Неужели не надо беспокоить старого Августа и не будить его до самого после обеда? Он был уже на ногах, и кто знал, ложился ли он? Сейчас он сколачивал что-то в коптильне, прилаживал новую половицу возле самой двери. Жизнь должна была идти своим чередом, хотя кто-то и умер. Старая половица отжила свой век, износилась и скрипела, когда на неё наступали, надо заменить на будущий год пол будет, как новый. Август был человек вдумчивый, он решил уничтожить этот скрип.

Потом он пошёл в город и, как всегда, заглянул на пристань. Наконец-то прибыл мотор для яхты «Сория»! Ну да, привезли сегодня утром, как он и думал, с пароходом, идущим на север. Мотор, тролль этакий, стоил денег, — на одни телеграммы израсходована порядочная сумма, — но зато теперь он был здесь, крепкий и громадный, весь из стали, — слонёнок с изящным колёсиками внутри. Оставалось только поставить его на лодку; но сегодня была пятница, а завтра Михайлов день, когда нужно будет перегнать овец. В понедельник он поставит мотор; интересная работа, — он справится, бояться нечего.

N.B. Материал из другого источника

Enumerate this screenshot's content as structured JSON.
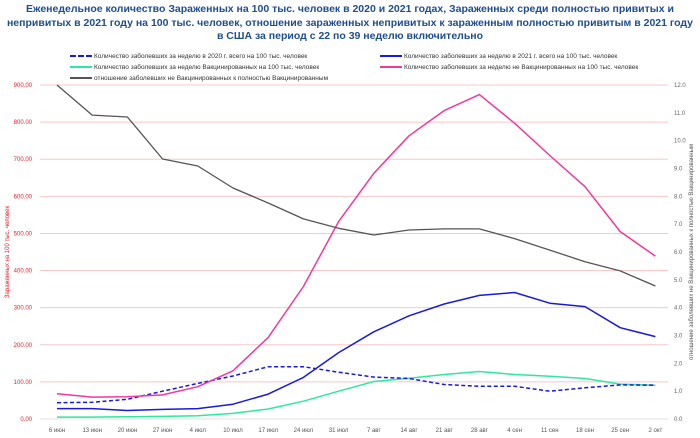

Август разыскивает брезент и накрывает им мотор, потом прикручивает брезент канатом, чтобы не мог каждый, кому вздумается, трогать его руками. То-то удивится шкипер Ольсен, когда яхта поплывёт без парусов и без ветра. Консул скажет: «Да, вы человек с идеями, На-все-руки!» А Август ответит ему от всей души: «Если вы услышите, что где-нибудь появилась сельдь, яхту можете послать туда в любой день и час!

На улице он встречается с торговцем, с тем самым, с которым играл весной в карты. У торговца, как всегда, крупный счёт, который он не может оплатить, а жена и дети до такой степени обносились, что не могут выйти. Не согласится ли Август помочь ему ещё раз?

Август криво улыбается.

— Только один раз, да наградит вас господь!

— Сегодня я не был ещё в банке, — говорит Август и проходит мимо.

— Неужели мы никогда больше не сыграем вечерком в карты? — пристаёт торговец.

Ах, как давно, давно это было! Кажется, что-то было с русской библией и обручальным кольцом. С тех пор судьба ему улыбнулась, пришли деньги из Полена, появился белый галстук и котелок, и появились овцы, тысяча овец! Август заходит в сегельфосскую лавку.

Торговец шагает за ним.

В лавке много народа: Гендрик, которому нечего делать, так как лорд пойдёт на охоту только после обеда; Гина и Карел из Рутена, они покупают разноцветную пряжу. Две-три женщины с завистью глядят на эту покупку, льстят и говорят, что такие цвета созданы самим богом. И зачем только Гине всё это великолепие? Что это она придумала?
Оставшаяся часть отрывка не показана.